Sunday, February 6, 2022

‘Livin For Love: The Natalie Cole Story’ Shadowed With Repressed Grief


Livin’ For Love: The Natalie Cole Story film poster. 

On this day, nine time Grammy winner and three time American Music Awards recipient Natalie Cole would have been turning seventy-two years old. Thus, why not celebrate by revisiting Livin’ For Love— her autobiographical film based on her memoirs? Often left off lists of actors/actresses playing themselves in biopics, this Robert Townsend directed work should definitely be included because Cole narrates and co-stars. She is a heartbreaking example of the Hollywood philosophy of lifting a celebrity up and bringing them down hard when they show flaws, human error. 

It begins with a house fire (occurring four days after her 31st birthday). A very high Cole wants to save her drugs above anything else. A privileged upbringing set her apart and should have been the means to growing up with a good head on her shoulders. Daughter of famed jazz singer and pianist Nat King Cole, her younger self lived in a predominantly white neighborhood and attended an affluent private school in New England. She mostly made friends due to her father’s status. Yet she was the apple of her father’s eye; so much a pride and joy that he puts her onto music too. Although he was in big demand—tours, record studios, television— he loved being the family man, especially for the daughter who idolized him. Once the tragedy struck of losing her father, she would later unleash her pent up sadness in a devastating delayed reaction. After all, Maria Cole continued sending her daughter to school, offering limited time to properly grieve, let alone lending an attentive shoulder to cry on. 

College introduced the impressionable, isolated Natalie Cole to darker, obscene pleasures; an ugly underground that took her years to escape. With her natural curiosity to try everything and letting peer pressure guide her into unfamiliar territory, she experiments more and more with hardcore drugs including heroin and crack cocaine. In the meantime, she finds the inclination to sing and sounds impressive, charming. Her mother forbids it, having still not completely recovered over her own grief. On campus, Cole becomes nervous— everyone has discovered she’s music royalty. Her nepotism is expected, exaggerated. Drugs lure her deeper. It becomes easier to use than to be clean. This sends her life in a serious uproar with detrimental consequences. 
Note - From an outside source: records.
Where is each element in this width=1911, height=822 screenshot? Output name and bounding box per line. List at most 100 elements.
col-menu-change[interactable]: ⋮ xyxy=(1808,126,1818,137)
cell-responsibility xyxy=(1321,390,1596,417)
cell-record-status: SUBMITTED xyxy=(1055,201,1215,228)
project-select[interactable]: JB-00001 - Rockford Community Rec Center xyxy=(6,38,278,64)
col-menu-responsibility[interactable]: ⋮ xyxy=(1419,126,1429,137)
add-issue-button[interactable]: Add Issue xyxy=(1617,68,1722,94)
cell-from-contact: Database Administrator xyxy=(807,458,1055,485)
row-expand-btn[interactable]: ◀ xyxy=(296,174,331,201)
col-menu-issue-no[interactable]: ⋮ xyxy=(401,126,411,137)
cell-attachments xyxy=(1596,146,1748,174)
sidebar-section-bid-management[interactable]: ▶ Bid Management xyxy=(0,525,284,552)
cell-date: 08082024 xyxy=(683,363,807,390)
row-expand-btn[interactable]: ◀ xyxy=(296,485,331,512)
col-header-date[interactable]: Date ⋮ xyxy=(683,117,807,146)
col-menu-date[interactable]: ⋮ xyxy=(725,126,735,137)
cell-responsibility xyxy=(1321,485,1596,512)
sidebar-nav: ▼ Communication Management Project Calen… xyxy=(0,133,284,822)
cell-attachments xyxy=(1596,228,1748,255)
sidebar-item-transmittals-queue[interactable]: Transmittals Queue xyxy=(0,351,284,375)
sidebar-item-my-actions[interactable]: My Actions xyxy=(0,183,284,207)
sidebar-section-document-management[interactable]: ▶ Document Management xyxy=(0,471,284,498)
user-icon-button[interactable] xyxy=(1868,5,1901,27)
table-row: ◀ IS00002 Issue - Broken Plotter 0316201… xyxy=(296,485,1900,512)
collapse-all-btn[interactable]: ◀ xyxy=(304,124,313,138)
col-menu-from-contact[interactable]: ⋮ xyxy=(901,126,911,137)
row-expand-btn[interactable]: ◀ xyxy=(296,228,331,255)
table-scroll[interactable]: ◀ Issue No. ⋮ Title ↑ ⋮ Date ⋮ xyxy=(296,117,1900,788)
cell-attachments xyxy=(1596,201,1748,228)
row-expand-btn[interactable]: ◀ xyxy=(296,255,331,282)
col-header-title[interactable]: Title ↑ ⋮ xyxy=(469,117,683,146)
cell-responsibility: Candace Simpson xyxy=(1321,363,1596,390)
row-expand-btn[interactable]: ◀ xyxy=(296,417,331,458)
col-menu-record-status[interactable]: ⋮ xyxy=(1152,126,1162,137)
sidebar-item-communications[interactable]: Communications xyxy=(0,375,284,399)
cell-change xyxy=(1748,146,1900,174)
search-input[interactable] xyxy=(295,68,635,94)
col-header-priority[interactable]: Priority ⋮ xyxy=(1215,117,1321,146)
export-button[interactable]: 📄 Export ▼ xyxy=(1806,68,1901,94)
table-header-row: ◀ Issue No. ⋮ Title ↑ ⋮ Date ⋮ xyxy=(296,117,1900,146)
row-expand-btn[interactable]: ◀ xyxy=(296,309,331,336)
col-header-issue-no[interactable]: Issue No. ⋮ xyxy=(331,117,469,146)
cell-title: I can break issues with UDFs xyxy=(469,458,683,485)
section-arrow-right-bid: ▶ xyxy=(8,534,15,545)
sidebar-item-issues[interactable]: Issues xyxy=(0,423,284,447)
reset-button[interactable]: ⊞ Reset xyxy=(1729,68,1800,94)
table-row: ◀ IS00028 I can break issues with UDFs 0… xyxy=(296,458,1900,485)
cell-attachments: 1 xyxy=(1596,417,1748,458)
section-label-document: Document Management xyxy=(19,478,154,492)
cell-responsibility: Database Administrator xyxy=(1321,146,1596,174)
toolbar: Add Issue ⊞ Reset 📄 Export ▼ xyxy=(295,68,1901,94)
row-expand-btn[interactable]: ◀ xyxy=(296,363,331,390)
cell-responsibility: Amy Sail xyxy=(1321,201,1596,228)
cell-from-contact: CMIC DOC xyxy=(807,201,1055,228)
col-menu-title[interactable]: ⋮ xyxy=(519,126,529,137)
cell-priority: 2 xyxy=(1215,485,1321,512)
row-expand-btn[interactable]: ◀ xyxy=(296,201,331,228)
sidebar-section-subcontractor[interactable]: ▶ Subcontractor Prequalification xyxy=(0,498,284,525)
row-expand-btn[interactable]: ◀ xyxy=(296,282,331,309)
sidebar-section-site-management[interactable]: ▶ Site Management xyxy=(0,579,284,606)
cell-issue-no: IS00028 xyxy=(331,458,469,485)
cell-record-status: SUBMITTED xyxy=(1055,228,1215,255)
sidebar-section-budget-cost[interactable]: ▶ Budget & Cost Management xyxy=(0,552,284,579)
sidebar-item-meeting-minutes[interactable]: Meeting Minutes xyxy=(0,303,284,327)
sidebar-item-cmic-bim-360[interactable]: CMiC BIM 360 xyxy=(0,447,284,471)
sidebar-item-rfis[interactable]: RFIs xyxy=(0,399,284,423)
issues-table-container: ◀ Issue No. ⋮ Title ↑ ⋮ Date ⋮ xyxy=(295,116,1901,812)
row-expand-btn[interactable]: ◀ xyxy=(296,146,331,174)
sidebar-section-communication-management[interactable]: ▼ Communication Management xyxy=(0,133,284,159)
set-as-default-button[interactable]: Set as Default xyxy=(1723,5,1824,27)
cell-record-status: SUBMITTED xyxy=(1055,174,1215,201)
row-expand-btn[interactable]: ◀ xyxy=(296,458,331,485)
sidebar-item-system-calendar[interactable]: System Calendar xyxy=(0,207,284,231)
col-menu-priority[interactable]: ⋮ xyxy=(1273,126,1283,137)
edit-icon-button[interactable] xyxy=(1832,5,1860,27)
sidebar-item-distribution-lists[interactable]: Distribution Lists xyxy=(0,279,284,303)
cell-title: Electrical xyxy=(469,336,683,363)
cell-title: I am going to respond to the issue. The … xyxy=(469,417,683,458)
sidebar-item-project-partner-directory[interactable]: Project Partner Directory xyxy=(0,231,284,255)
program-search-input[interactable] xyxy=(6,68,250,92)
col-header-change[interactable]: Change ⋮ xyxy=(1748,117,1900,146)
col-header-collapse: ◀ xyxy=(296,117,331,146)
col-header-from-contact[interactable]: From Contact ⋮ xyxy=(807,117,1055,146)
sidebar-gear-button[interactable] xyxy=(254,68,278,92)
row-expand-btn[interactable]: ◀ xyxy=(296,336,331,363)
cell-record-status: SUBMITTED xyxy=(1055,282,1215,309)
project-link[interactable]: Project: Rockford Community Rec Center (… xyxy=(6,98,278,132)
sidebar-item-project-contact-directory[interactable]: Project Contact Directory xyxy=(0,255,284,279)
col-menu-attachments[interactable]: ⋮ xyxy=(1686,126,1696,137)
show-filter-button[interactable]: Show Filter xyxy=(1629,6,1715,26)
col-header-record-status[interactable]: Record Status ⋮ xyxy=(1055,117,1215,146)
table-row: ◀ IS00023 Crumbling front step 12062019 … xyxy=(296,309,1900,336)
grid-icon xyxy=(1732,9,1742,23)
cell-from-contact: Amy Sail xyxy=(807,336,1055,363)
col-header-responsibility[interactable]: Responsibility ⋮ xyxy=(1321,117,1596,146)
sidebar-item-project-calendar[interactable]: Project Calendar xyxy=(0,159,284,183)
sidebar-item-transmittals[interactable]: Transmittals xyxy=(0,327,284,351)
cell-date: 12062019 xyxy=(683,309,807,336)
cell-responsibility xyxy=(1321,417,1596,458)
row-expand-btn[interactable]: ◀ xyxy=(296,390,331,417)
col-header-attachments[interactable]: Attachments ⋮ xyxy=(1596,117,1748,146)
Livin’ For Love lets Cole tell her perspective. The failure with a majority of biopics nowadays is an embellished story here or there going too far; made up facts as opposed to revealing the cold hard truth. Sure, the lives of celebrities are wilder than most, but audiences want to be satisfied with some measure of accuracy, especially those of us who research afterward. “Based on a true story” doesn’t cut it if the information is pure fabrication. Cole is very involved in this film as co-writer, star, and producer. 

Diahann Carroll (Maria), Natalie Cole, and Theresa Randle (teen/young adult Natalie). 

Robert Townsend—well-known for films showcasing Black excellence, music in particular— crafts Cole’s story in an engaging way, putting us into her need for love and comfort, seeking solace in addiction, and finding recovery through channeling her father’s music. Diahann Carroll was the perfect choice to portray Cole’s mother Maria, a retired singer who prioritized her husband’s career over her own. A great scene features Maria visiting a strung out Natalie at college; appalled and dismissive of her natural hair and braless attire. Beneath the insult, Carroll combines her trademark diva attitude with a soft sincerity that assures a mother’s heart— buried deep within— exists. Theresa Randle, from Townsend’s earlier classic The Five Heartbeats, stands out as the Natalie Cole in her teen and young adult years, cleverly switching between Black power radicalism to messy drug addict wife. However, Randle could have been pushed more— makeup wise— into portraying the sickness that is drug abuse. The eighties were such a bad time— crack cocaine and heroin killing great artists like Jean-Michel Basquiat. Natalie Cole herself would have been next. In her film, she was a marvelous, apologetic soul expressing regret, pain, sorrow, and joy. Endless tragedy almost killed her spirit, but she was able to turn around and triumph, especially that beautiful voice in a challenging, unforgiving industry. For playing herself, Cole won the NAACP Image Award for Outstanding Actress in a Miniseries or Special. 

Livin’ For Love may be an understated television movie that seems made for Lifetime. It is a humble cinematic treasure that adds an unforgettable piece of Natalie Cole history alongside her impressive musical catalog. When she left us on a cold New Year’s Eve, a remarkable legacy stayed behind and not because of her famous father. 

Natalie Cole was a talent, a star in her own right too.